It takes something special to take the spotlight away from a classic and there was enough merit in Crimplene's Entenmann's Irish 1,000 Guineas victory yesterday to demand something extra special. Montjeu provided it.
The records will show the double-Derby and Arc de Triomphe winner started his four-year-old career with a length and a half defeat of Greek Dance in the Tattersalls Gold Cup. That's the bare story, but the embellishment was simply awesome.
Rarely if ever can there have been a Group One at the Curragh that's been won with more contemptuous ease.
Maybe Shergar in the 1981 Derby won as easy, and there was an Irish Oaks winner in 1986 called Colorspin that won with Pat Eddery admiring the scenery all the way up the straight, but unlike them, Montjeu had to overcome more than a moment of adversity.
In a small field, that nevertheless contained two other Group One winners, Montjeu found himself with nowhere to go from the two-furlong pole to the one pole. Michael Kinane determined to wait and it was inside the distance before a gap appeared between Greek and Dance and Mutafaweq.
Montjeu didn't so much quicken through it as saunter, with Kinane motionless as he prepared his post-race eulogy.

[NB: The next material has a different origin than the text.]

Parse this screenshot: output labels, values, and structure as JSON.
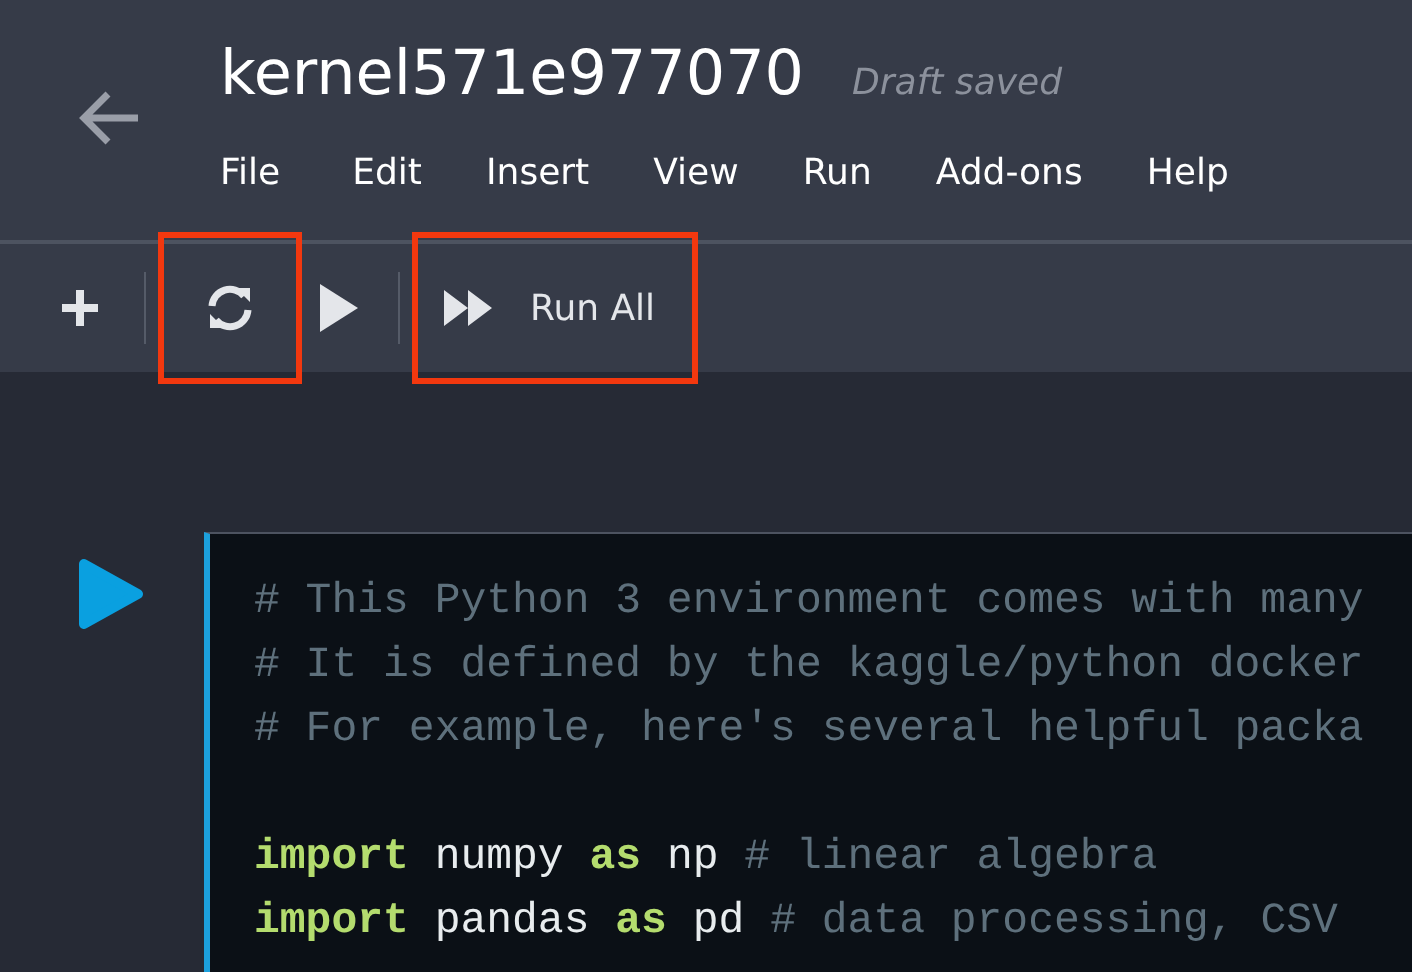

"Best I've ridden" competed with "awesome power" and "fabulous horse" among the most popular of Kinane's descriptions, and Cashmans took the hint to make Montjeu the 2 to 1 favourite for the King George.
Before that will be the Grand Prix de St Cloud, which is run on Irish Derby day, so Kinane may have to temporarily give up the mount. Montjeu's trainer John Hammond described the stewards' inquiry announcement as "the biggest odds on shot of the day", but the subsequent "no alteration" was surely bigger.
Hammond added: "I think he is equally effective over 10 furlongs and if anything he has got quicker. It's very exciting to see him win like that and if he'd been beat it wouldn't have been Mick's fault. Occasionally that can happen."
People can occasionally lose their temper too but Clive Brittain was cursing the irate Capanelle starter, who he believes has cost Crimplene a 1,000 Guineas treble.
"The filly that entered the stalls before ours in the Italian Guineas gave the starter hassle and he took it out on Crimplene. She got very upset, came out in a sweat, and could only finish third," said Brittain. "So then I knew she'd win the German Guineas and then we decided to come here."
It paid off as the 16 to 1 shot made virtually all under Philip Robinson, who also won the race in 1984 on Katies, to beat off Amethyst and Storm Dream. The big Irish hope, Preseli, finished second last and the Godolphin-trained favourite, Meiosis, was found to be slightly lame in her off-fore after managing only fifth last.